Programs that could lose professional designation include nursing and nursing specialties, social work, physician assistant studies, occupational and physical therapy, audiology, public health, architecture, accounting, and special education, among others.
The financial impact would be substantial. Analysis cited in ACE’s regulation summary indicates that about 28 percent of graduate borrowers need to borrow amounts exceeding the new limits. The effect is particularly acute in health-related fields: 39 percent of students in master’s-level health programs and 67 percent of doctoral-level health students borrow above the proposed caps.
More than 3.3 million students are enrolled in post-baccalaureate master’s, doctoral, and professional programs, and more than 1.3 million rely on federal loans to finance their education.
The associations warn that students who cannot borrow sufficient federal aid will be pushed toward private loans, which often carry higher interest rates and fewer borrower protections. Federal Grad PLUS loans currently carry interest rates below many private alternatives, which can reach into the high teens for borrowers without strong credit histories.
Higher Ed Dive has reported on the associations’ concerns, highlighting the stakes for fields such as health care and education.
At minimum, the groups urge ED to create and publish a comprehensive list of professional degree programs that reflect licensure requirements and workforce needs.
Congressional Activity and ACE Advocacy
Members of Congress have introduced legislation to address the issue. Rep. Mike Lawler (R-NY) authored the Professional Student Degree Act, which would expand the statutory definition of “professional student” to include additional fields such as nursing, social work, teaching, audiology, and public health. Other bills would raise graduate loan limits more broadly or delay implementation of the new caps.
ACE recently partnered with Rep. Lawler to host a bipartisan Capitol Hill briefing focused on ED’s proposed implementation and its impact on workforce-critical fields. ACE also addressed the issue in a recent dotEDU podcast episode featuring Valerie Fuller, president of the American Association of Nurse Practitioners, who discussed how the proposed definition could affect access to nurse practitioner education and patient care.

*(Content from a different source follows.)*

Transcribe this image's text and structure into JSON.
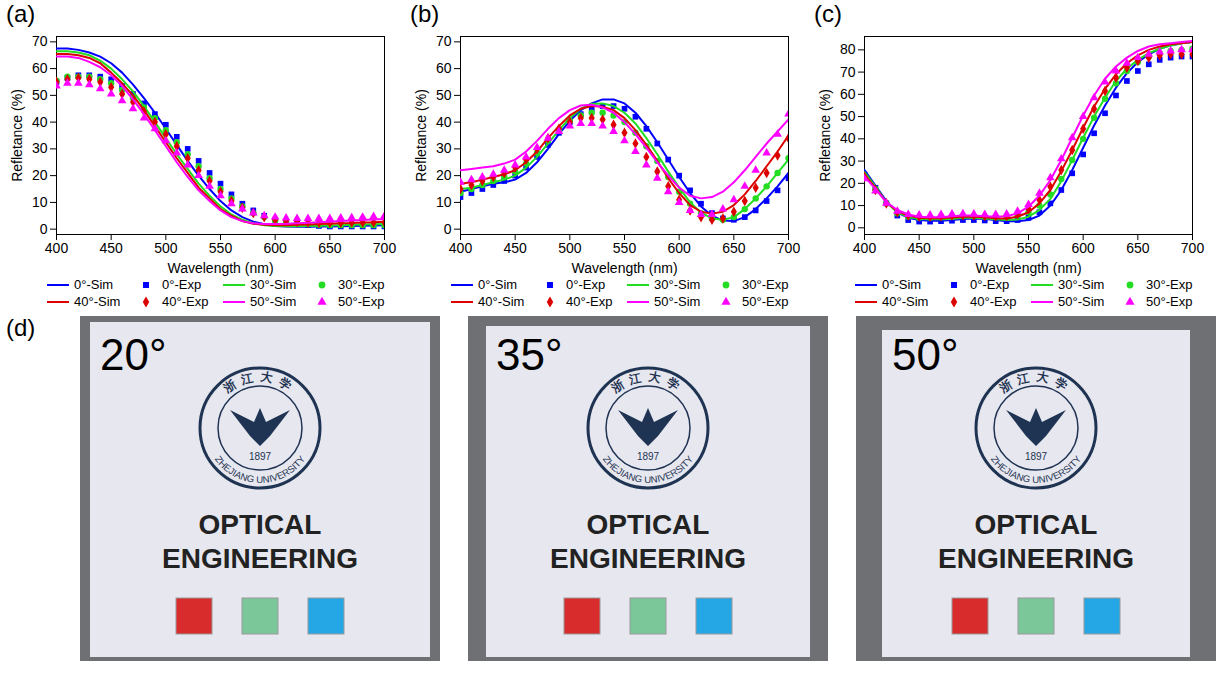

Implementation Must Comply with the Higher Education Act
In addition to raising concerns about the definition of professional programs, the associations’ comments challenge ED’s proposed implementation timeline.
Under the Higher Education Act’s “master calendar,” final regulations affecting Title IV student aid programs must be published by Nov. 1 prior to the award year in which they take effect. If that deadline is missed, implementation must be delayed until the following award year.

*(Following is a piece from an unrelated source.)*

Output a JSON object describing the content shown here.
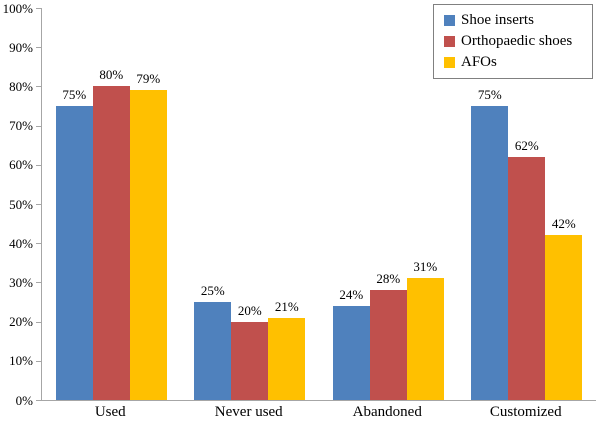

The associations argue that OBBB does not waive these statutory requirements. In prior legislation, Congress explicitly suspended master calendar and negotiated rulemaking provisions when it intended to do so. OBBB contains no such language.
Accordingly, the groups maintain that final RISE regulations issued in 2026 should not take effect until July 1, 2027, at the earliest, allowing institutions adequate time to update systems and advise students.
The associations’ comments urge ED to revise the proposed regulations to ensure that implementation of OBBB complies with federal law and preserves access to graduate and professional education in fields essential to the nation’s economy and communities.